Alvin made no promise. He only stared insolently. Monty went back to bed.

“Tweet, tweet, twe-e-et! Tweet, Tu-u-u-weet!”

“Snakes!” Monty reached the floor standing, with the bedclothes wreathed around him. “I told you, Standart. Now I’ll show you!”

“Keep away from me!” snarled the other.

But Monty rushed and, in spite of Alvin’s blows, held him helpless. “You had fair warning,” he muttered. “Let go of it! I’ll break it if you don’t!”

“If you break it you’ll pay for it!” gasped Alvin. “And I’ll fix you, Crail!”

“You couldn’t fix—a ham sandwich,” grunted Monty contemptuously. “Let go, I tell you! There!” The piccolo was wrenched free and Alvin staggered against the table.

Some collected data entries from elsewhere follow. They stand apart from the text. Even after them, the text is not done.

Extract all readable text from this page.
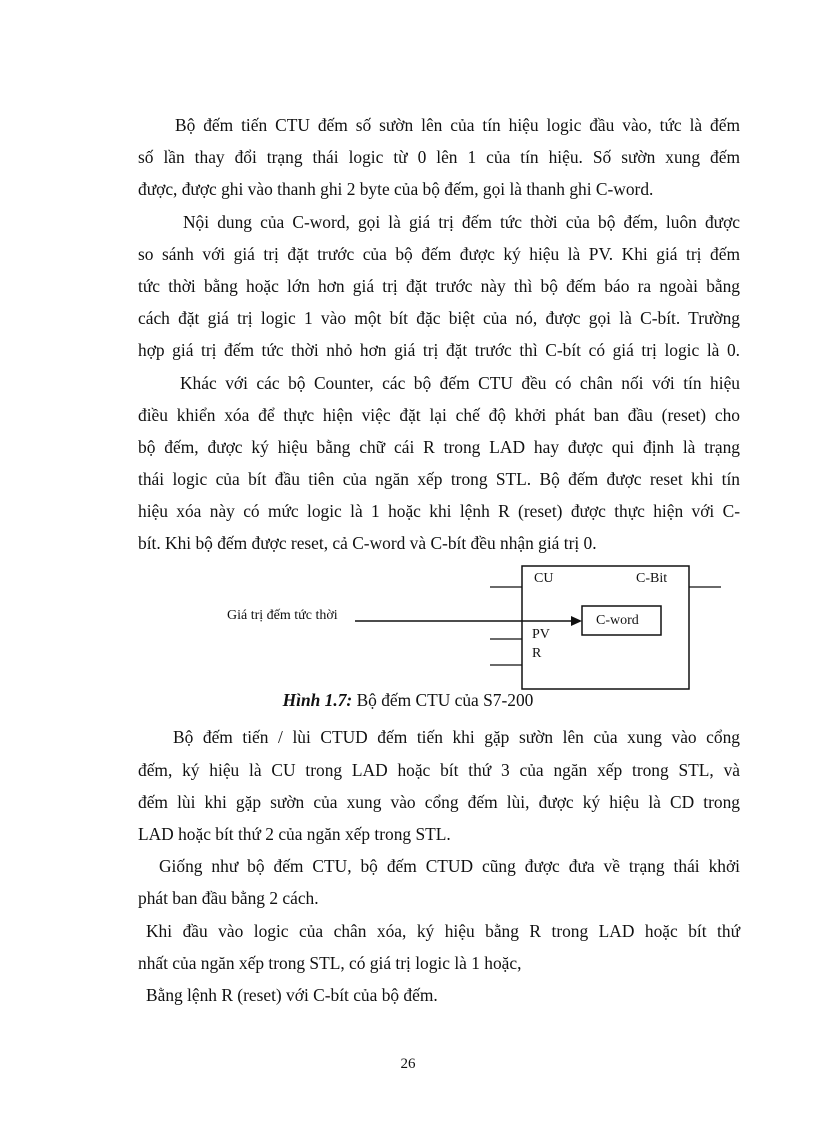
Bộ đếm tiến CTU đếm số sườn lên của tín hiệu logic đầu vào, tức là đếm
số lần thay đổi trạng thái logic từ 0 lên 1 của tín hiệu. Số sườn xung đếm
được, được ghi vào thanh ghi 2 byte của bộ đếm, gọi là thanh ghi C-word.
Nội dung của C-word, gọi là giá trị đếm tức thời của bộ đếm, luôn được
so sánh với giá trị đặt trước của bộ đếm được ký hiệu là PV. Khi giá trị đếm
tức thời bằng hoặc lớn hơn giá trị đặt trước này thì bộ đếm báo ra ngoài bằng
cách đặt giá trị logic 1 vào một bít đặc biệt của nó, được gọi là C-bít. Trường
hợp giá trị đếm tức thời nhỏ hơn giá trị đặt trước thì C-bít có giá trị logic là 0.
Khác với các bộ Counter, các bộ đếm CTU đều có chân nối với tín hiệu
điều khiển xóa để thực hiện việc đặt lại chế độ khởi phát ban đầu (reset) cho
bộ đếm, được ký hiệu bằng chữ cái R trong LAD hay được qui định là trạng
thái logic của bít đầu tiên của ngăn xếp trong STL. Bộ đếm được reset khi tín
hiệu xóa này có mức logic là 1 hoặc khi lệnh R (reset) được thực hiện với C-
bít. Khi bộ đếm được reset, cả C-word và C-bít đều nhận giá trị 0.
CU	C-Bit
C-word
PV
R
Giá trị đếm tức thời
Hình 1.7: Bộ đếm CTU của S7-200
Bộ đếm tiến / lùi CTUD đếm tiến khi gặp sườn lên của xung vào cổng
đếm, ký hiệu là CU trong LAD hoặc bít thứ 3 của ngăn xếp trong STL, và
đếm lùi khi gặp sườn của xung vào cổng đếm lùi, được ký hiệu là CD trong
LAD hoặc bít thứ 2 của ngăn xếp trong STL.
Giống như bộ đếm CTU, bộ đếm CTUD cũng được đưa về trạng thái khởi
phát ban đầu bằng 2 cách.
Khi đầu vào logic của chân xóa, ký hiệu bằng R trong LAD hoặc bít thứ
nhất của ngăn xếp trong STL, có giá trị logic là 1 hoặc,
Bằng lệnh R (reset) với C-bít của bộ đếm.
26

Monty strode to a window in the alcove, thrust it up and hurled the instrument far into the darkness. When he turned back Alvin was still leaning against the table, nursing a wrenched wrist in silence. But the expression on his face was so utterly malignant that Monty marveled. “Sorry, Standart,” he said, “but I had to do it. Hope I didn’t hurt you.”

“It’s all right,” replied the other after a moment in expressionless tones. “You warned me, didn’t you?”

“Yes, I did.”

“And I warned you, didn’t I?”

“Warned me? What about?”

But Alvin made no answer. Instead, he began to undress silently. Monty gathered the bedclothes up and restored them to some order and once more retired. But he was not easy in his mind. Standart could make trouble for him if he wanted to. Perhaps he had been foolish to increase the other’s enmity. If Standart took that story to the faculty—but, snakes, he wouldn’t dare to! Anyway, what was done was done and meanwhile he was horribly sleepy, and——

Monty’s gentle snores were heard before Alvin was ready for bed, and the latter, reaching to turn out the light, paused in the act and looked gloatingly across at the slumbering form of his roommate.

“Just wait!” he muttered. “Just wait, Crail!”